Democrats intend to use next week’s expected Senate vote on the Buffett Rule to strike familiar partisan themes, painting Republicans as supporters of tax loopholes and low rates for the wealthy. And as part of that strategy, President Obama’s reelection team will use that debate and vote as a reference point for criticizing Romney and his economic plan.
“In part, this campaign will be a debate on this tax fairness issue, and we’re willing to have that debate,” Obama campaign manager Jim Messina told reporters on Monday.
The Buffett Rule, floated by Obama last year, is embedded in a bill from Sen. Sheldon Whitehouse, D-R.I., that would establish a minimum effective tax rate of 30 percent for taxpayers who earn more than $1 million a year, including income from capital gains and dividends.
Wealthy Americans, who derive most of their income from investments rather than a regular paycheck, disproportionately benefit from the lower tax rate on investment income. Romney in January said he pays an effective tax rate of about 15 percent because his income is primarily derived from investments.
The White House and Obama’s campaign team are using that to argue that the tax code, and Romney’s tax proposals, are inherently unfair.
In a National Economic Council report released early on Tuesday, the administration says the average tax rate for the top 0.1 percent of households stands at nearly the lowest in more than 50 years. According to Alan Krueger, chairman of the White House Council of Economic Advisers, the highest-income households paid 29.9 percent of their income in taxes in 1995. That’s just shy of the 30 percent minimum dictated by the Buffett Rule.
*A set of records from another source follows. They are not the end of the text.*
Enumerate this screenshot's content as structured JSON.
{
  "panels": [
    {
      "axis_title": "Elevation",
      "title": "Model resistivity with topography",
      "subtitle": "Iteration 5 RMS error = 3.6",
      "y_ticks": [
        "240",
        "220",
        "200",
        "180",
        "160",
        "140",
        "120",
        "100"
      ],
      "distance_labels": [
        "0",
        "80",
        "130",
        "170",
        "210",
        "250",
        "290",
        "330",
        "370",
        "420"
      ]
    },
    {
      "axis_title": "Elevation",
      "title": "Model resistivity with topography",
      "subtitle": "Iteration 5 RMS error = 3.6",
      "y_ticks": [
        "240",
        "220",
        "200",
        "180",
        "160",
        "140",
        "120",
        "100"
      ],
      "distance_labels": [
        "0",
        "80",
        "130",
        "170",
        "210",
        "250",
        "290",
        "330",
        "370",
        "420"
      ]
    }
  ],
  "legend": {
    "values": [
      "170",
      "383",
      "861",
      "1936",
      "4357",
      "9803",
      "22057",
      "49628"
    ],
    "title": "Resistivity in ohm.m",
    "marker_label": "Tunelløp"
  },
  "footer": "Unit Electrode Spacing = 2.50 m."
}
“Romney is the beneficiary of a broken tax system and he wants to keep it that way,” Messina said.
But proponents of a lower tax rate on dividends and capital gains, including Romney, say it is necessary to encourage investments that both keep credit flowing and create jobs for the economy.
What's more, Republicans criticize Whitehouse’s bill as a purely political maneuver that would do little to balance the federal budget.
“It was designed for no other reason than politics—there is no economic rationale for it,” Senate Finance Committee ranking member Orrin Hatch, R-Utah, said in a memo last month.
Whitehouse’s bill would bring in $47 billion in revenue over 10 years, according to a report from the Joint Committee on Taxation. That is less than 0.3 percent of the country’s $15.6 trillion debt, Hatch’s memo said.